The recipe is so simple. Take off the flower heads – we grow hundreds all around the allotment – steep them in almond oil for a couple of months, giving you the most intensely golden extraction; strain them into a bain-marie and add about an (English) ounce of beeswax to each (American) cup of oil, warm them through slowly until the wax dissolves and then do a quick test with a very cold spoon to make sure it sets to the consistency you want and then, fill your jars. It’s ridiculously easy and calendula cream/salve in its many forms is crazily expensive. We buy amber glass pots from a herbal supplier and use them over and over, because the recipients are only too willing to return the empty jars, knowing they’ll get another full one back again.

While all this was going on I was proving a loaf of our new style everyday sourdough bread. Its surprising how just changing the way we prove the bread has demanded a number of changes in the recipe and even in the way the loaves are slashed. This was a lazy Sunday for us. We lingered in bed until half past ten, reading, drinking coffee and talking about food. Our oldest son rang and chided me gently for lurking in bed when he’d been out for a run at five thirty am. We’re a family of chronic overachievers, but I think I’m well over it now.

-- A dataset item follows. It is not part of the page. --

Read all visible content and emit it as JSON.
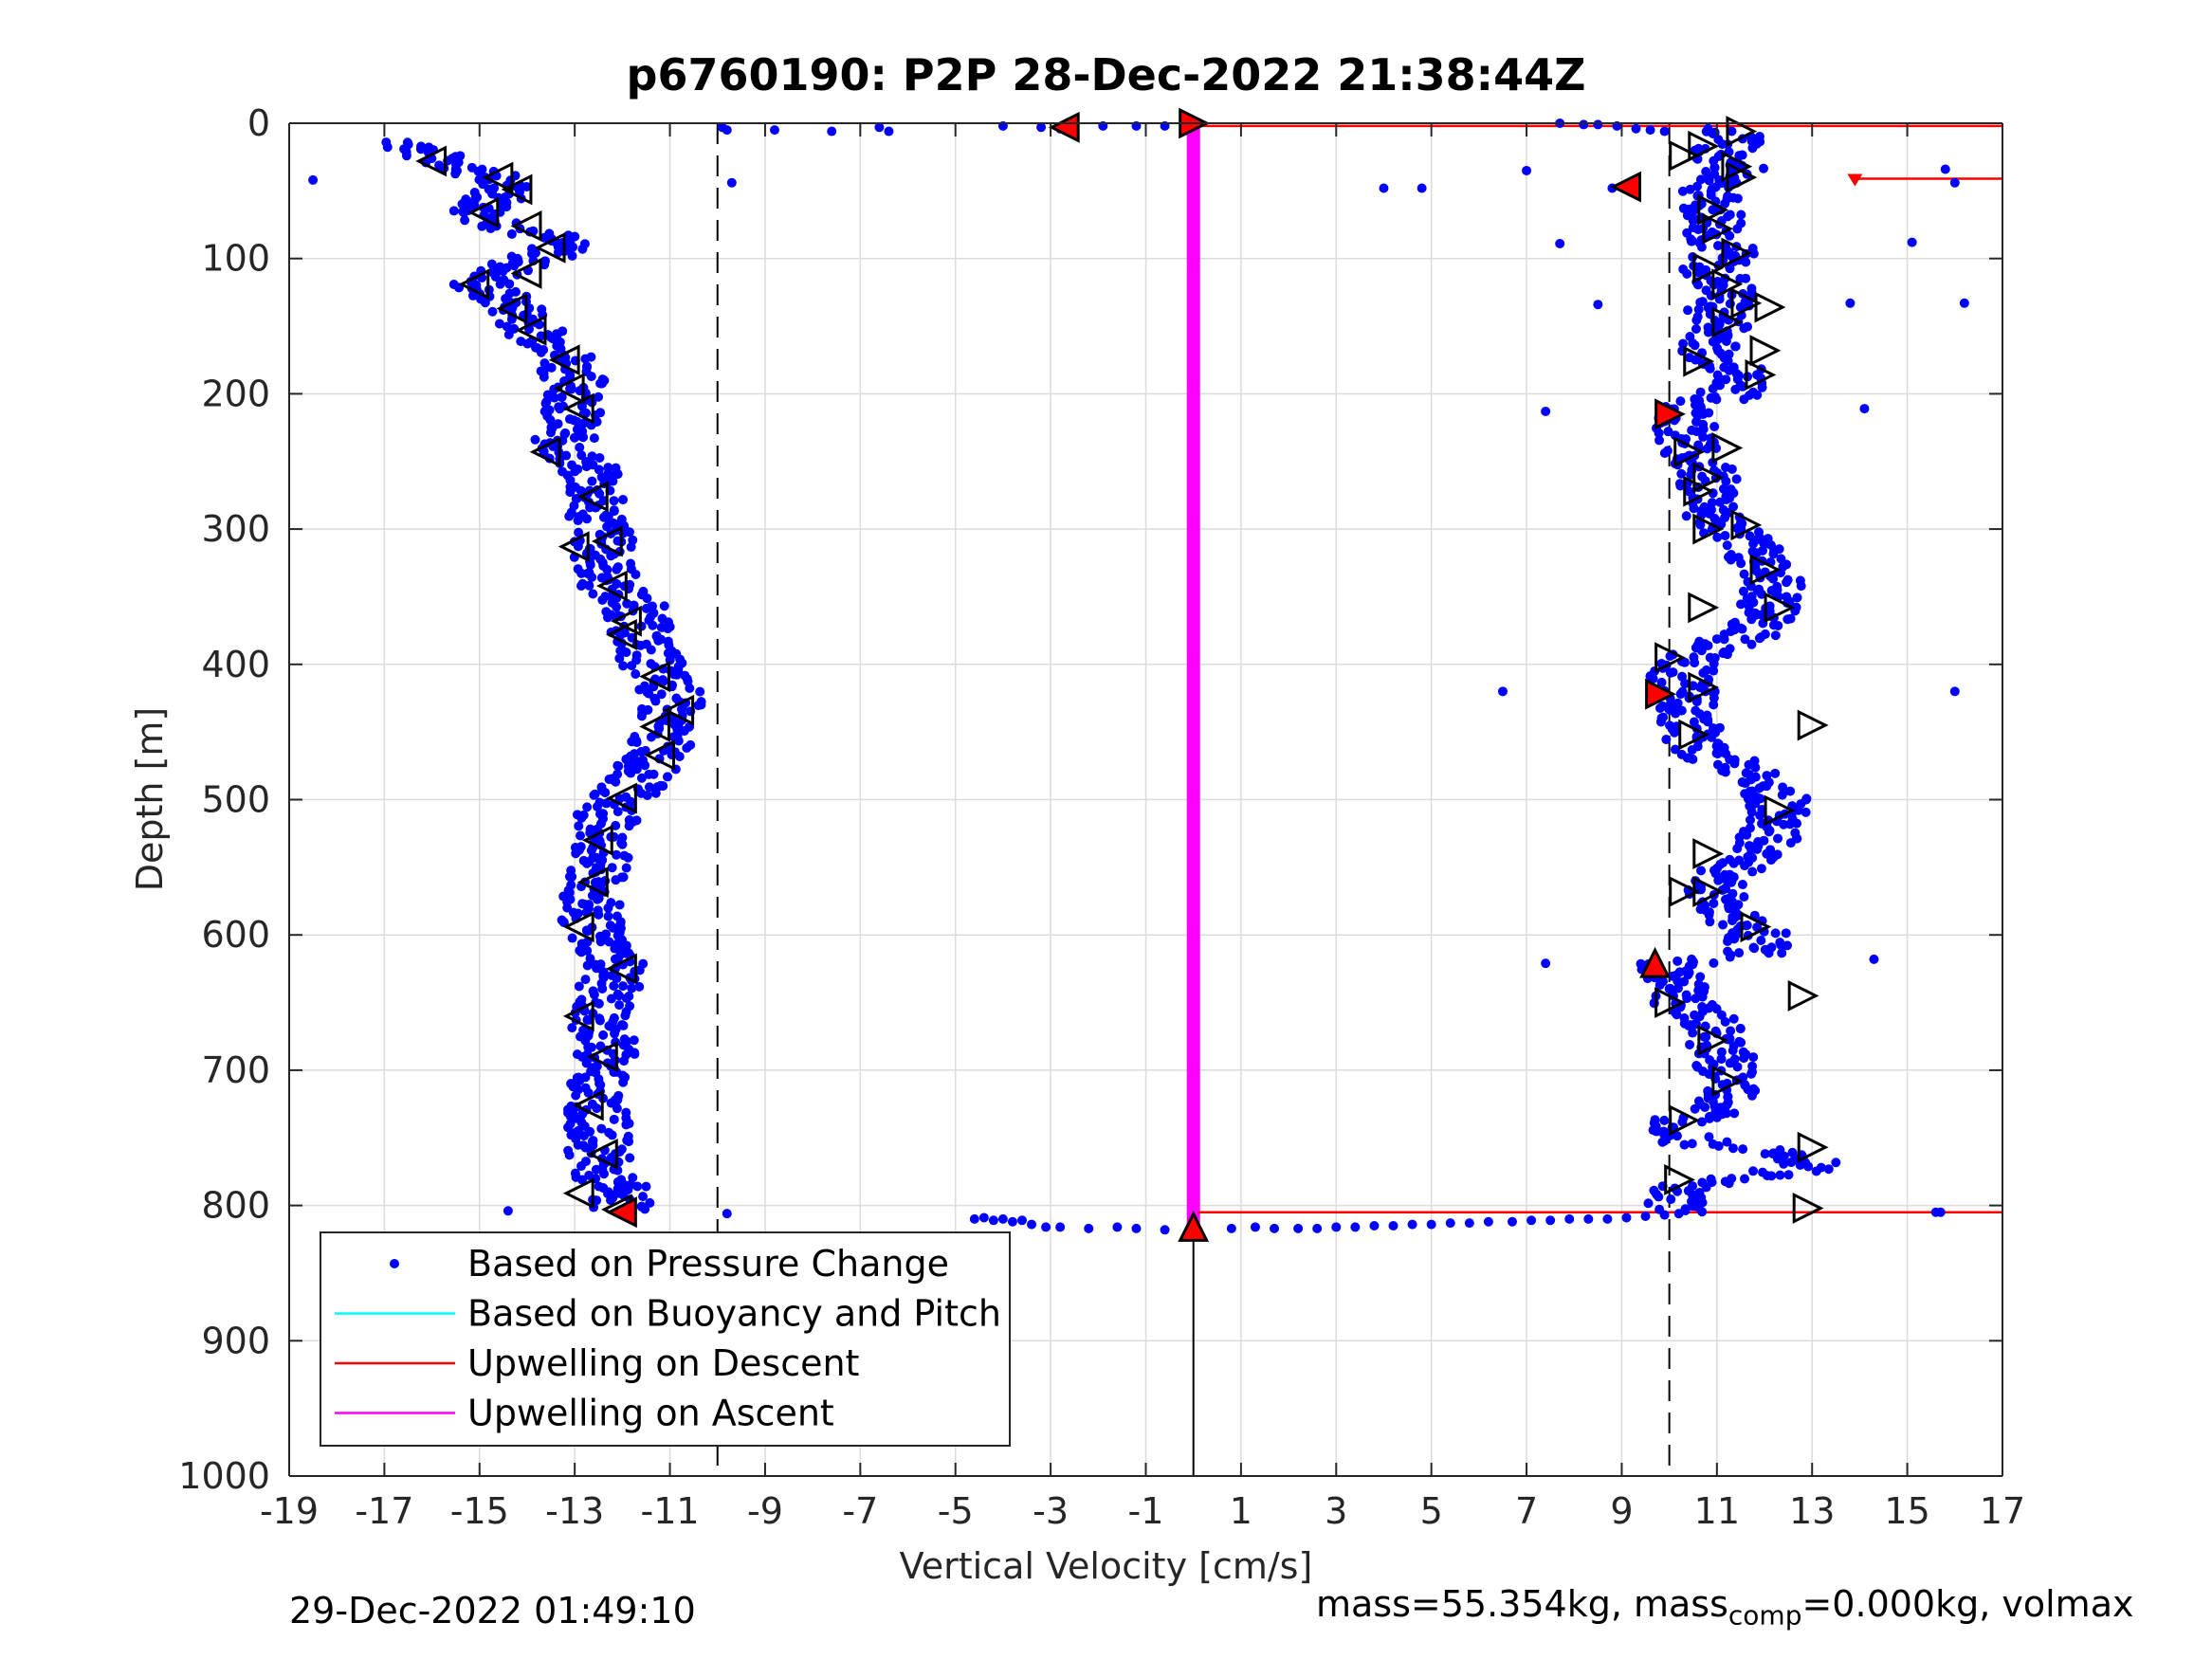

I see the UK Government have fallen on each others throats, brawling and shouting at one another as if it was already Christmas. These parties can get completely out of hand in a moment – especially when there isn’t an adult in the room. Meanwhile if anyone’s got any thoughts on managing the Omicron variant there’s a vacancy coming up soon.

Author: Dave Pole

I've spent my life doing a lot of things, all of them interesting and many of them great fun. When most people see my CV they probably think I'm making things up because it includes being a rather bad welder and engineering dogsbody, a potter, a groundsman and bus driver. I taught in a prison and in one of those ghastly old mental institutions as an art therapist and I spent ten years as a community artist. I was one of the founding members of Spike Island, which began life as Artspace Bristol. ! wrote a column for Bristol Evening Post (I got sacked three times, in which I take some pride) and I worked in local and network radio and then finally became an Anglican parish priest for 25 years, retiring at 68 when I realised that the institutional church and me were on different paths. What interests me? It would be easier to list what doesn't, but I love cooking and baking with our home grown ingredients. I'm fascinated by botany and wildlife in general, and botanical illustration. We have a camper van that takes us to the wild places, we love walking, especially in the hills, and we take too many photographs. But what really animates me is the question "what does it mean to be human?". I've spent my life exploring it in every possible way and the answer is ..... well, today it's sitting in the van in the rain and looking across Ramsey Sound towards Ramsey Island. But it might as easily be digging potatoes or making pickle, singing or finding an orchid or just sitting. But it sure as hell doesn't mean getting a promotion, beasting your co-workers or being obsequious to power, which ensured that my rise to greatness in the Church of England flatlined 30 years ago after about 2 days. But I'm still here and still searching for that elusive sweet spot, and I don't have to please anyone any more. Over the last 50 or so years we've had a succession of gardens, some more like wildernesses when we were both working full-time, but now we're back in the game with our two allotments in Bath.